Update 4/3/12: A transcript of the interview is here.
Hammer was interviewed about the challenges of federated search, which he addressed in a very balanced way. The gist of Hammer’s message is that, yes, there are challenges to the technology but they’re not insurmountable. And, without using the word “discovery service,” Hammer did a fine job of explaining that large indexes are an important component of a search solution but they’re not the entire solution, especially in organizations that have highly specialized sources they need access to.
I was delighted to hear Hammer mention the idea of “super nodes” to allow federated search to scale to thousands of sources. Blog sponsor Deep Web Technologies has used this idea, which they call hierarchical federated search for several years. Several of their applications search other applications which can, in turn, search other applications. In 2009, Deep Web Technologies founder and president Abe Lederman delivered a talk and presented a paper at SLA,
Science Research: Journey to Ten Thousand Source, detailing his company’s proven “divide-and-conquer” approach to federating federations of sources.

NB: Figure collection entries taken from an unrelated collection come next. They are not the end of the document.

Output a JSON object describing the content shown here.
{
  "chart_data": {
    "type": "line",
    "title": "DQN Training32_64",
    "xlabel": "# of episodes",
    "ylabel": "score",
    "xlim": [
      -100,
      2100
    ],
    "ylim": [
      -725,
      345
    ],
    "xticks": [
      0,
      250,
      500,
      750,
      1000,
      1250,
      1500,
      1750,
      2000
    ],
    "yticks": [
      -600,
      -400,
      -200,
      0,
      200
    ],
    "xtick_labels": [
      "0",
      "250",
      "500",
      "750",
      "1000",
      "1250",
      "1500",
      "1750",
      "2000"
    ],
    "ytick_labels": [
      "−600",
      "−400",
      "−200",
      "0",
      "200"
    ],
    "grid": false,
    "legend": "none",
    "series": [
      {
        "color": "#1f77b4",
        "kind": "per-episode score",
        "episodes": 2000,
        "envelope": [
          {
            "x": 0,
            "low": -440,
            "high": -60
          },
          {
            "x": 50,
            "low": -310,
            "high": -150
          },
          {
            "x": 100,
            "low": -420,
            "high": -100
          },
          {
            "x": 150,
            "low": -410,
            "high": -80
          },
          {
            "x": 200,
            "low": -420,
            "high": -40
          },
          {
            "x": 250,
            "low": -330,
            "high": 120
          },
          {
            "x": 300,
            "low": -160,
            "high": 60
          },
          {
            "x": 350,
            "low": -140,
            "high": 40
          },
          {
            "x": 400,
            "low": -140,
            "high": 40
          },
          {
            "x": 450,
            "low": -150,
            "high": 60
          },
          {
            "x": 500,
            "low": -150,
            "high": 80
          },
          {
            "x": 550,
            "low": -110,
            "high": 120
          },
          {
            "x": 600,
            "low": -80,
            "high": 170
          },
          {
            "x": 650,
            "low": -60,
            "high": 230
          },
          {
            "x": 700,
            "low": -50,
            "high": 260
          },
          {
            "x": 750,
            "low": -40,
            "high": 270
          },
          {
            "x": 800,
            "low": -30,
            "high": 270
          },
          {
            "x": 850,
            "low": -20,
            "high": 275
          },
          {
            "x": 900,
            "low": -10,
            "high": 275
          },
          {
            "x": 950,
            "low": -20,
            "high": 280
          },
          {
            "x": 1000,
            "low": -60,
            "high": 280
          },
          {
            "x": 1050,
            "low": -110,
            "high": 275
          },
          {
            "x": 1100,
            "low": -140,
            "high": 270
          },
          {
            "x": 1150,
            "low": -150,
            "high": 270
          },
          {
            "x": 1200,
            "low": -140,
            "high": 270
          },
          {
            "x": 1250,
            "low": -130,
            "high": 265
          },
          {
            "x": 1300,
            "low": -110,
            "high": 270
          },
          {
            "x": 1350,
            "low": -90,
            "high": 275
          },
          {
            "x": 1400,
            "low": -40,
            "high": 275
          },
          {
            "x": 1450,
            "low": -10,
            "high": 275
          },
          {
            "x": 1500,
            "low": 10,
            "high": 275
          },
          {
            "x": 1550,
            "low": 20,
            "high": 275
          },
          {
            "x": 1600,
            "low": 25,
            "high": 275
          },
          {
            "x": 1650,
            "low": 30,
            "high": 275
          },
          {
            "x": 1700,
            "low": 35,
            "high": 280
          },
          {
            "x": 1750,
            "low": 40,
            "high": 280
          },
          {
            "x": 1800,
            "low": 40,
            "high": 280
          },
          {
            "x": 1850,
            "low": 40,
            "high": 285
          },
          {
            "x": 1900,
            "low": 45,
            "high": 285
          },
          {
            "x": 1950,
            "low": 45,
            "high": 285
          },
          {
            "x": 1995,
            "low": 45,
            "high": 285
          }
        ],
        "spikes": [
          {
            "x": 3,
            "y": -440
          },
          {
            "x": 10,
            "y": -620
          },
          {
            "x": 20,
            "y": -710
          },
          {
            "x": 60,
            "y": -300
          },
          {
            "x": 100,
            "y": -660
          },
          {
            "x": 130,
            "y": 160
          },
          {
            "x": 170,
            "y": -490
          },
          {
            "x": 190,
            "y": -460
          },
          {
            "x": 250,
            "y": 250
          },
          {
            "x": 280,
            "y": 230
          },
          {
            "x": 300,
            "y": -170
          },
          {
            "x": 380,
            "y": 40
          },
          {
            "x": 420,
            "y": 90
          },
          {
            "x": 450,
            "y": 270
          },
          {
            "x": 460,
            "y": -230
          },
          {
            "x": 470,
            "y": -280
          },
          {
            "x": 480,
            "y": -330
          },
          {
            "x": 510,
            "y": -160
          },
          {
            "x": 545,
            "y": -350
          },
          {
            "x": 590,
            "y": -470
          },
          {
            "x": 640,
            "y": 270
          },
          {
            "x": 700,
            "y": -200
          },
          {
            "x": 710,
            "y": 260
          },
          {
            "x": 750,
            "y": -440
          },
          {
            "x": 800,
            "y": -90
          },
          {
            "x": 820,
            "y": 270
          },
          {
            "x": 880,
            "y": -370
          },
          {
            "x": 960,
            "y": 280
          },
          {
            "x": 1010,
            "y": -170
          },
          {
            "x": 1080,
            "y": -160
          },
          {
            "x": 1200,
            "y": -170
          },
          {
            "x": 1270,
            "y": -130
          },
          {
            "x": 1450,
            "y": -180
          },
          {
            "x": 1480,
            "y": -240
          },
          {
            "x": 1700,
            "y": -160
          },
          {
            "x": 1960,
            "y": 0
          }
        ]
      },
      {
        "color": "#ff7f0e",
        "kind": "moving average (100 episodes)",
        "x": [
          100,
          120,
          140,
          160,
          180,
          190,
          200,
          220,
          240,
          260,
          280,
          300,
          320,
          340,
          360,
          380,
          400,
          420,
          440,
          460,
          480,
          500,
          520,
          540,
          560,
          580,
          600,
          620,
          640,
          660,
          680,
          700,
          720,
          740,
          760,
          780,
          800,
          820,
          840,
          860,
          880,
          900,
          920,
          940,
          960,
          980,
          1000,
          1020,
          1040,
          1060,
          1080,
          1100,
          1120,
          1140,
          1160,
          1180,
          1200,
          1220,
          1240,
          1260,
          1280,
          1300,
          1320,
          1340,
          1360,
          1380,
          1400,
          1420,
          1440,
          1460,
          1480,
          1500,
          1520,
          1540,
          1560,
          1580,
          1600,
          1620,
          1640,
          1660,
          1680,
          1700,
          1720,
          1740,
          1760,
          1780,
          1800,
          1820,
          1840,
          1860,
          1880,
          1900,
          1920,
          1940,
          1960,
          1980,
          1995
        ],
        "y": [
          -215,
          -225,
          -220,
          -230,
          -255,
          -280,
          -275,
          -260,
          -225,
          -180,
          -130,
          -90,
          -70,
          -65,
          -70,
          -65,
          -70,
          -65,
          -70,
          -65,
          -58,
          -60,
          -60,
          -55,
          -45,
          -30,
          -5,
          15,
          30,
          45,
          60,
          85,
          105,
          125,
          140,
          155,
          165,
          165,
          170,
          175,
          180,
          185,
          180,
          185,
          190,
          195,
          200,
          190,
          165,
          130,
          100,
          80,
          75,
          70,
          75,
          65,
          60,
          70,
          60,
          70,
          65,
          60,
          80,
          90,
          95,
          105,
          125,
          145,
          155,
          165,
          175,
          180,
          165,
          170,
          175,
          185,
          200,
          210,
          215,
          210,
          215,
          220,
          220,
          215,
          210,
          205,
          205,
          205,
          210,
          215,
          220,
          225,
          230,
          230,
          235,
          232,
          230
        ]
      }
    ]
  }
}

I was also happy to hear Hammer speak to the importance of hybrid solutions. Federation is appropriate for gaining access to some content and maintaining a local index works for other content. Neither alone is a complete solution. Deep Web Technologies figured this out some years ago. A good example of hybrid search technology is the E-print Network, a product of the U.S. Department of Energy’s Office of Scientific and Technical Information, (OSTI). Deep Web Technologies built the search technology, which combines information about millions of documents crawled from over 30,000 sites, with federated content. I have been involved with the crawl piece of the E-print Network for a number of years and can testify to the power of the right hybrid solution. In 2008 I wrote a three-part series of articles at OSTI’s blog explaining the technology behind the E-print Network. Part One is here.
In conclusion, I highly recommend the podcast for a good reminder that federated search isn’t dead and that it’s an important part of search.